2019-12-21 01:29:54.420 ERROR uart read data error:00,error len:8!!!

2019-12-20 23:06:37.833 ERROR uart read data error:00,error len:9!!!
2019-12-20 23:06:37.853 ERROR uart read data error:00,error len:6!!!

2019-12-20 15:08:10.149 ERROR min read 4!!! error,read len:4,read_data ret:00000000
2019-12-20 15:08:10.171 ERROR uart read data error:00,error len:1!!!

My interrupt acceptance method is:Accept 10 interrupt data first, and wait for other 5 data from kernel space to my program buffer the data. Then I combin this 15 data and CRC in my program.

I use RS422 for transmission, and the cable is twisted pair.I confirm that it is not caused by interference, i have check the rev data both on tx2 and pc,the data it is ok to my pc, but at the same time TX2 is error. And product that uses TK1 in the same environment is ok. This error will appears on all TX2, not one or two.

When data goes wrong, the next two seconds will lost, it just like uart already dead.

For the error information, is it possible to see a side-by-side comparison of input line and output line? For example, if you send and receive correctly, it might show this:

TX:EF 03 03 00 01 02 0F 07 00 04 00 00 00 00 0F
RX:EF 03 03 00 01 02 0F 07 00 04 00 00 00 00 0F

The reason I ask is that I’m interested in seeing if there is bit shifting going on, or if it is a random drop or corruption (which would indicate different causes).

Would it be practical for you to temporarily try lines of all 0xFF, all 0x00, or all “0x55 0xAA”? These are somewhat easier to see shifts versus corruption if the original lines are not easy to capture.

If you have a protocol analyzer, and the TX/RX can be added side-by-side with the program’s idea of what was sent and received, then this too might help. Any number of the above tests would be of interest, depending on what is practical for you to test.

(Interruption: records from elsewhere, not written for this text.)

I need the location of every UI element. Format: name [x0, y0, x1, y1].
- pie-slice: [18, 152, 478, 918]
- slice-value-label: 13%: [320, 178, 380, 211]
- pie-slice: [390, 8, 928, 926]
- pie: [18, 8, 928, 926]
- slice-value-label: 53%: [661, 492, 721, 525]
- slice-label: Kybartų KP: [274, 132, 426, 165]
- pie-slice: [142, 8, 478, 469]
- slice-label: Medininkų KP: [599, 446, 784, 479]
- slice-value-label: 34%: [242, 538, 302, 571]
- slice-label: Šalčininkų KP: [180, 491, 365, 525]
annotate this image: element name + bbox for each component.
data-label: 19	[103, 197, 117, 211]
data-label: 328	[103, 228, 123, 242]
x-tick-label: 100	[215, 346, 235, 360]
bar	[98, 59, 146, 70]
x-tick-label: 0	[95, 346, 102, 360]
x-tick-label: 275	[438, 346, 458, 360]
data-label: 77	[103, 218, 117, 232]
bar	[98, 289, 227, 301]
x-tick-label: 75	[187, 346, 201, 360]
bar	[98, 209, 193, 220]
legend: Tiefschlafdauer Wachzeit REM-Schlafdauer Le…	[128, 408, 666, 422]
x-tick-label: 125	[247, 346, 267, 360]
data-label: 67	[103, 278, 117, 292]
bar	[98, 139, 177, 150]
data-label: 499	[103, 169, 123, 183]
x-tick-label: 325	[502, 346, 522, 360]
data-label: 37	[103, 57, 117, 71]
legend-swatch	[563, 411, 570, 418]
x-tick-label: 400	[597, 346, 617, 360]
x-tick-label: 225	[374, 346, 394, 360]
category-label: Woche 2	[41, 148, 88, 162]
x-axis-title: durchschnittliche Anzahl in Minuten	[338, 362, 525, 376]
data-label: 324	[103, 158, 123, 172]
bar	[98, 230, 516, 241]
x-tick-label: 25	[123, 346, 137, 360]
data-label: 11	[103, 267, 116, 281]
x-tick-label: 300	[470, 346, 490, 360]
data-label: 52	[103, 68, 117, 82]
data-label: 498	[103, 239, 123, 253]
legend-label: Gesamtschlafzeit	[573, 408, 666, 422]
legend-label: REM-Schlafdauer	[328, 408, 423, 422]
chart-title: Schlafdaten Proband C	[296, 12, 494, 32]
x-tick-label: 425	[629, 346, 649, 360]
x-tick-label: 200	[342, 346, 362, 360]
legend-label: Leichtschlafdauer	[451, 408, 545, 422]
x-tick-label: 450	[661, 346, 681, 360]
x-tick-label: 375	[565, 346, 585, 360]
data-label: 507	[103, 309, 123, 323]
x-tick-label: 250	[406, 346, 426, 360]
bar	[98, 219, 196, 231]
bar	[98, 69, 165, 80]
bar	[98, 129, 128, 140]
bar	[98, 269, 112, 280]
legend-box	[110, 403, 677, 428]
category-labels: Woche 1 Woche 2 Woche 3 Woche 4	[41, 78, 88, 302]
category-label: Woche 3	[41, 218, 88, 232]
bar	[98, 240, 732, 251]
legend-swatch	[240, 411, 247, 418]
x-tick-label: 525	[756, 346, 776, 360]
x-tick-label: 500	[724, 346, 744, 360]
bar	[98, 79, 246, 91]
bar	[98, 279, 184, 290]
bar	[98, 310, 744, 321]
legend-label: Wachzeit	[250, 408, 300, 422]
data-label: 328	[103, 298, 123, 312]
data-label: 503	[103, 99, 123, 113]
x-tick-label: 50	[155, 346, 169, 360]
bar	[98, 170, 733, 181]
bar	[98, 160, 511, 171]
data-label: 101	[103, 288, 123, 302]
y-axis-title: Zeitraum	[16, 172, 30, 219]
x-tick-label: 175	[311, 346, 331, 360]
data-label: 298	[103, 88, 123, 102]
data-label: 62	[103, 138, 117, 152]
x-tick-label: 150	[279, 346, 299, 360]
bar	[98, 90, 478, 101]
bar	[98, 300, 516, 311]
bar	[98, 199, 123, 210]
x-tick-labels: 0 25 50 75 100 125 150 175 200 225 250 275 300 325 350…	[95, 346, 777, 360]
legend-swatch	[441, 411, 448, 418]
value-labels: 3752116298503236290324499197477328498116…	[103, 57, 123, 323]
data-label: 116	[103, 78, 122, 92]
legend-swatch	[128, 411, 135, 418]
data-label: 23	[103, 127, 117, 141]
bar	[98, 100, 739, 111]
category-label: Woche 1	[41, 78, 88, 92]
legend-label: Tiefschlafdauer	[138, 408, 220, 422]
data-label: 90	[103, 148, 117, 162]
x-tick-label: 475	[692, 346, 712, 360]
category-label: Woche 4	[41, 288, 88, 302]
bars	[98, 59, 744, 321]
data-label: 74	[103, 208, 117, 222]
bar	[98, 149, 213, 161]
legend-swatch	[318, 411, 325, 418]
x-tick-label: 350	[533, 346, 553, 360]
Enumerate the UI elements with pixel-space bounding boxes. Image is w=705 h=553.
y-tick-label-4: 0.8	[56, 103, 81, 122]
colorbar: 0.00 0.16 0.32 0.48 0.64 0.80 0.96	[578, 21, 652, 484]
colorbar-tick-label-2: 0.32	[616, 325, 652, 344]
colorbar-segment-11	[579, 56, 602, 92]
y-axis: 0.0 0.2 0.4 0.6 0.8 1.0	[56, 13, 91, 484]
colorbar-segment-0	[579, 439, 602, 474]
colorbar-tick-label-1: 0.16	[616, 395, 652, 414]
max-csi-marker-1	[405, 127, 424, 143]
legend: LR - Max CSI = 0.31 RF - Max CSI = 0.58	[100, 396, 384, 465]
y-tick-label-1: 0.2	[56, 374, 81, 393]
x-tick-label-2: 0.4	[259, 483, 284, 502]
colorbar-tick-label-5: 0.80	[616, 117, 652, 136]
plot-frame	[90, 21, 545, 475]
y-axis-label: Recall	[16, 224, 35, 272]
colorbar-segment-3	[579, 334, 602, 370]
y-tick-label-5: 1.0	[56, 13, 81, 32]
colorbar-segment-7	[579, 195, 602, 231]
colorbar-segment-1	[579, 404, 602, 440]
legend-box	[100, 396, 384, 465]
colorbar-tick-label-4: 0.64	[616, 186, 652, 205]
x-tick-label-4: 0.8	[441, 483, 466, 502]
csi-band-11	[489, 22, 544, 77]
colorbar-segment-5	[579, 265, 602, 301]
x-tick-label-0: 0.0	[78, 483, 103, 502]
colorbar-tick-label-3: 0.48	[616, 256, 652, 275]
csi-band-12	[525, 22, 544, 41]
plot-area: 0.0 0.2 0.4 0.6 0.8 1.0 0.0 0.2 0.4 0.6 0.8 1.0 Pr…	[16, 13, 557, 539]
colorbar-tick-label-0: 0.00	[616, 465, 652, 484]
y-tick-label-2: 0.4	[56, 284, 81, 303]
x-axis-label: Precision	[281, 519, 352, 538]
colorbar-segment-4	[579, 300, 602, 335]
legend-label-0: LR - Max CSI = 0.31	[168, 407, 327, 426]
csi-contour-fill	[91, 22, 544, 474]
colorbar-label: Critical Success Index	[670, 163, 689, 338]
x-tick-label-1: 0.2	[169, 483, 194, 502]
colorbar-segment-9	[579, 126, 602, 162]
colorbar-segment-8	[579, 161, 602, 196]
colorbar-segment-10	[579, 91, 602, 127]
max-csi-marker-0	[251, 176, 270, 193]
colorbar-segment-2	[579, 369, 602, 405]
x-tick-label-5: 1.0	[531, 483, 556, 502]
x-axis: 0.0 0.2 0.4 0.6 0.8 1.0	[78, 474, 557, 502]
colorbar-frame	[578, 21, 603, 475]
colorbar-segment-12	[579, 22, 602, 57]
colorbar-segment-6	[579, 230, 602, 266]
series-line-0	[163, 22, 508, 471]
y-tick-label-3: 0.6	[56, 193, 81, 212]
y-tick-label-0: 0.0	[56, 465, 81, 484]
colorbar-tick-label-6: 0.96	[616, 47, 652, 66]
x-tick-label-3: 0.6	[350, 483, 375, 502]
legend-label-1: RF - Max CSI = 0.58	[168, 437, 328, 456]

I haven’t worked much with RS-422, but do you have some sort of adapter close to the UART at both sides of the connection? I am thinking that the built in hardware will have the logical ability to work with this, but not the electrical capabilities with the longer lines and higher speeds. In particular, the UARTs which are integrated are known to need two stop bits at higher data rates (which would be true even with an adapter). Whatever description you can give of the physical wiring and any kind of adapter would be useful.

Also, the UARTs are by default 3.3V TTL level, and so if your RS-422 uses 5V, then success would be hit and miss when directly connecting without level shifting. Level shifting will in turn add jitter and latency, and could get in the way at higher speeds.

Thanks, I will use two stop bits and do more test.